Desalted and lyophilized bovine seminal plasma delays induction of the acrosome reaction in frozen-thawed bovine spermatozoa in response to calcium ionophore

Abstract

Cryopreservation is partially damaging and induces capacitation-like changes in spermatozoa. Seminal plasma (SP) contains a variety of biochemical components, such as protein and lipids, which are specific for the regulation of sperm cell function including those effective for decapacitation of spermatozoa. Therefore, this study tested the hypothesis that desalted and lyophilized SP could prevent premature capacitation (cryocapacitation) of Japanese Black bull spermatozoa. Seminal plasma was desalted by using Sephadex G-25 desalting column and lyophilized before added to semen extender at final concentrations 0, 2.5, 12.5, and 25 mg/mL. Frozen-thawed sperm progressive motility, acrosomal integrity, abnormal morphology, and the calcium ionophore A23187–induced acrosome reaction were assessed.

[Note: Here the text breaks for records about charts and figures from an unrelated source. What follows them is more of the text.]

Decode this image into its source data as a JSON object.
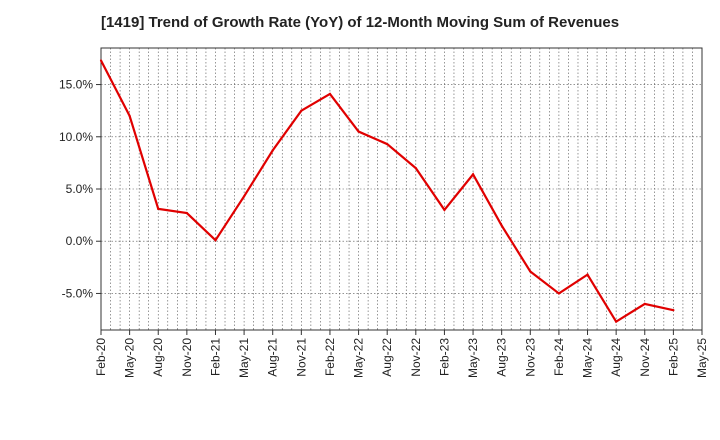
{
  "chart_data": {
    "type": "line",
    "title": "[1419]  Trend of Growth Rate (YoY) of 12-Month Moving Sum of Revenues",
    "xlabel": "",
    "ylabel": "",
    "x_tick_labels": [
      "Feb-20",
      "May-20",
      "Aug-20",
      "Nov-20",
      "Feb-21",
      "May-21",
      "Aug-21",
      "Nov-21",
      "Feb-22",
      "May-22",
      "Aug-22",
      "Nov-22",
      "Feb-23",
      "May-23",
      "Aug-23",
      "Nov-23",
      "Feb-24",
      "May-24",
      "Aug-24",
      "Nov-24",
      "Feb-25",
      "May-25"
    ],
    "y_tick_values": [
      15,
      10,
      5,
      0,
      -5
    ],
    "y_tick_labels": [
      "15.0%",
      "10.0%",
      "5.0%",
      "0.0%",
      "-5.0%"
    ],
    "ylim": [
      -8.5,
      18.5
    ],
    "grid": true,
    "series": [
      {
        "color": "#e00000",
        "x": [
          "Feb-20",
          "May-20",
          "Aug-20",
          "Nov-20",
          "Feb-21",
          "May-21",
          "Aug-21",
          "Nov-21",
          "Feb-22",
          "May-22",
          "Aug-22",
          "Nov-22",
          "Feb-23",
          "May-23",
          "Aug-23",
          "Nov-23",
          "Feb-24",
          "May-24",
          "Aug-24",
          "Nov-24",
          "Feb-25"
        ],
        "values": [
          17.3,
          12.0,
          3.1,
          2.7,
          0.1,
          4.3,
          8.7,
          12.5,
          14.1,
          10.5,
          9.3,
          7.0,
          3.0,
          6.4,
          1.5,
          -2.9,
          -5.0,
          -3.2,
          -7.7,
          -6.0,
          -6.6
        ]
      }
    ]
  }
}
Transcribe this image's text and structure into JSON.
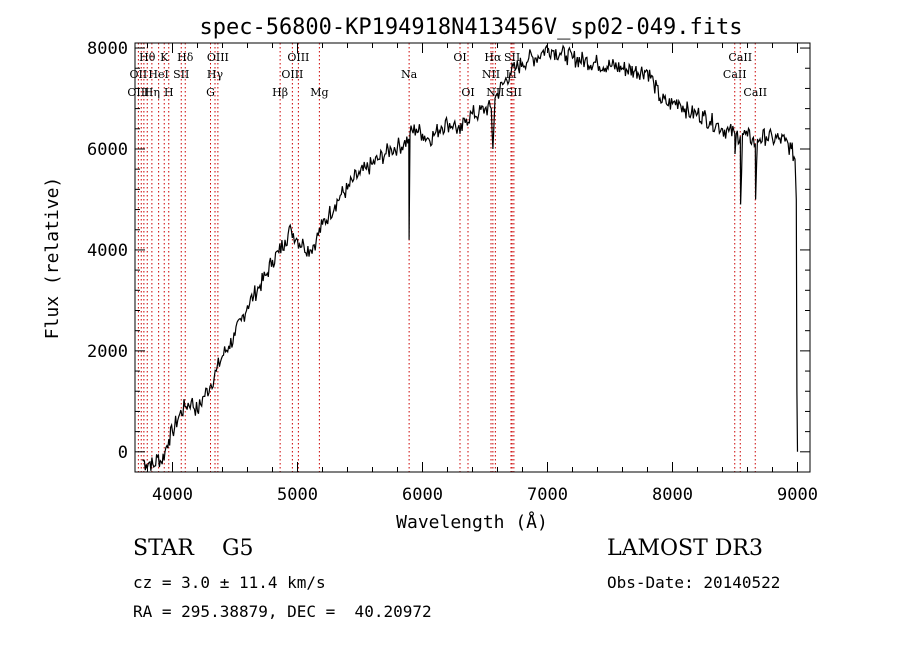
{
  "chart_data": {
    "type": "line",
    "title": "spec-56800-KP194918N413456V_sp02-049.fits",
    "xlabel": "Wavelength (Å)",
    "ylabel": "Flux (relative)",
    "xlim": [
      3700,
      9100
    ],
    "ylim": [
      -400,
      8100
    ],
    "xticks": [
      4000,
      5000,
      6000,
      7000,
      8000,
      9000
    ],
    "xtick_labels": [
      "4000",
      "5000",
      "6000",
      "7000",
      "8000",
      "9000"
    ],
    "yticks": [
      0,
      2000,
      4000,
      6000,
      8000
    ],
    "ytick_labels": [
      "0",
      "2000",
      "4000",
      "6000",
      "8000"
    ],
    "grid": false,
    "series": [
      {
        "name": "flux",
        "x": [
          3760,
          3790,
          3820,
          3850,
          3880,
          3910,
          3940,
          3970,
          4000,
          4050,
          4100,
          4150,
          4200,
          4250,
          4300,
          4350,
          4400,
          4450,
          4500,
          4550,
          4600,
          4650,
          4700,
          4750,
          4800,
          4850,
          4900,
          4950,
          5000,
          5050,
          5100,
          5150,
          5200,
          5250,
          5300,
          5350,
          5400,
          5450,
          5500,
          5550,
          5600,
          5650,
          5700,
          5750,
          5800,
          5850,
          5890,
          5893,
          5900,
          5950,
          6000,
          6050,
          6100,
          6150,
          6200,
          6250,
          6300,
          6350,
          6400,
          6450,
          6500,
          6550,
          6563,
          6580,
          6600,
          6650,
          6700,
          6750,
          6800,
          6850,
          6900,
          6950,
          7000,
          7050,
          7100,
          7150,
          7200,
          7300,
          7400,
          7500,
          7600,
          7700,
          7800,
          7850,
          7900,
          7950,
          8000,
          8050,
          8100,
          8150,
          8200,
          8250,
          8300,
          8350,
          8400,
          8450,
          8498,
          8500,
          8510,
          8542,
          8545,
          8560,
          8600,
          8640,
          8662,
          8665,
          8680,
          8700,
          8750,
          8800,
          8850,
          8900,
          8950,
          8980,
          8990,
          8995,
          9000
        ],
        "values": [
          -150,
          -250,
          -200,
          -300,
          -100,
          -200,
          0,
          250,
          400,
          700,
          900,
          1000,
          800,
          1100,
          1300,
          1600,
          1900,
          2100,
          2300,
          2600,
          2900,
          3100,
          3300,
          3500,
          3800,
          3950,
          4200,
          4400,
          4200,
          4100,
          4000,
          4200,
          4500,
          4700,
          4900,
          5100,
          5200,
          5400,
          5500,
          5600,
          5700,
          5800,
          5900,
          6000,
          6050,
          6100,
          6200,
          4200,
          6300,
          6400,
          6300,
          6200,
          6300,
          6450,
          6500,
          6500,
          6300,
          6600,
          6700,
          6700,
          6800,
          6800,
          6000,
          7000,
          7100,
          7300,
          7500,
          7600,
          7700,
          7800,
          7800,
          7900,
          8000,
          7950,
          7900,
          7850,
          7800,
          7750,
          7700,
          7650,
          7600,
          7550,
          7550,
          7300,
          7000,
          6900,
          6900,
          6950,
          6800,
          6700,
          6700,
          6650,
          6550,
          6500,
          6400,
          6350,
          6300,
          5900,
          6300,
          6250,
          4900,
          6300,
          6250,
          6200,
          6100,
          5000,
          6200,
          6200,
          6250,
          6200,
          6200,
          6150,
          6000,
          5800,
          5000,
          1200,
          0
        ]
      }
    ],
    "line_labels": [
      {
        "text": "Hθ",
        "row": 1,
        "at": 3798
      },
      {
        "text": "K",
        "row": 1,
        "at": 3934
      },
      {
        "text": "Hδ",
        "row": 1,
        "at": 4102
      },
      {
        "text": "OIII",
        "row": 1,
        "at": 4363
      },
      {
        "text": "OIII",
        "row": 1,
        "at": 5007
      },
      {
        "text": "OI",
        "row": 1,
        "at": 6300
      },
      {
        "text": "Hα",
        "row": 1,
        "at": 6563
      },
      {
        "text": "SII",
        "row": 1,
        "at": 6717
      },
      {
        "text": "CaII",
        "row": 1,
        "at": 8542
      },
      {
        "text": "OII",
        "row": 2,
        "at": 3727
      },
      {
        "text": "HeI",
        "row": 2,
        "at": 3889
      },
      {
        "text": "SII",
        "row": 2,
        "at": 4070
      },
      {
        "text": "Hγ",
        "row": 2,
        "at": 4340
      },
      {
        "text": "OIII",
        "row": 2,
        "at": 4959
      },
      {
        "text": "Na",
        "row": 2,
        "at": 5893
      },
      {
        "text": "NII",
        "row": 2,
        "at": 6548
      },
      {
        "text": "Li",
        "row": 2,
        "at": 6708
      },
      {
        "text": "CaII",
        "row": 2,
        "at": 8498
      },
      {
        "text": "OIII",
        "row": 3,
        "at": 3727
      },
      {
        "text": "Hη",
        "row": 3,
        "at": 3835
      },
      {
        "text": "H",
        "row": 3,
        "at": 3970
      },
      {
        "text": "G",
        "row": 3,
        "at": 4304
      },
      {
        "text": "Hβ",
        "row": 3,
        "at": 4861
      },
      {
        "text": "Mg",
        "row": 3,
        "at": 5175
      },
      {
        "text": "OI",
        "row": 3,
        "at": 6364
      },
      {
        "text": "NII",
        "row": 3,
        "at": 6583
      },
      {
        "text": "SII",
        "row": 3,
        "at": 6731
      },
      {
        "text": "CaII",
        "row": 3,
        "at": 8662
      }
    ],
    "line_markers": [
      3727,
      3750,
      3771,
      3798,
      3835,
      3889,
      3934,
      3970,
      4070,
      4102,
      4304,
      4340,
      4363,
      4861,
      4959,
      5007,
      5175,
      5893,
      6300,
      6364,
      6548,
      6563,
      6583,
      6708,
      6717,
      6731,
      8498,
      8542,
      8662
    ],
    "colors": {
      "line": "#000000",
      "marker": "#cc0000",
      "axis": "#000000",
      "background": "#ffffff"
    }
  },
  "footer": {
    "object_class": "STAR    G5",
    "survey": "LAMOST DR3",
    "cz": "cz = 3.0 ± 11.4 km/s",
    "obs_date": "Obs-Date: 20140522",
    "coords": "RA = 295.38879, DEC =  40.20972"
  }
}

Protein and lipid compositions in SP were analyzed by SDS-PAGE and thin-layer chromatography, respectively. The results revealed that progressive motility, intact acrosome, and abnormal morphology were not substantially modified by addition of SP. Stimulation of spermatozoa with calcium ionophore A23187 resulted in a time-dependent induction of the acrosome reaction, which was delayed by the desalted and lyophilized SP. There was no difference in the protein profile of SP before and after gel filtration. In total, 19 protein bands with molecular masses ranging from 5.2 to 185.8 kDa were detected and those of 185.8, 80, 34, 20.8, 18.8, 17.5, and 10 kDa were considered as novel proteins. Neutral lipids and phospholipids before and after gel filtration were the same, and the detected neutral lipid spots were monoacylglycerol, cholesterol, 1,2- and 1,3-disaturated diacylglycerol, 1,2- and 1,3-saturated, unsaturated diacylglycerol, whereas the detected phospholipid spots were sphingomyelin, phosphatidylcholine, phosphatidylserine, and three species of phosphatidylinositol, phosphatidylethanolamine, cerebroside, and polyglycerol phosphatide. The results suggest that premature capacitation during freeze-thaw processes could be reduced by adding desalted and lyophilized SP.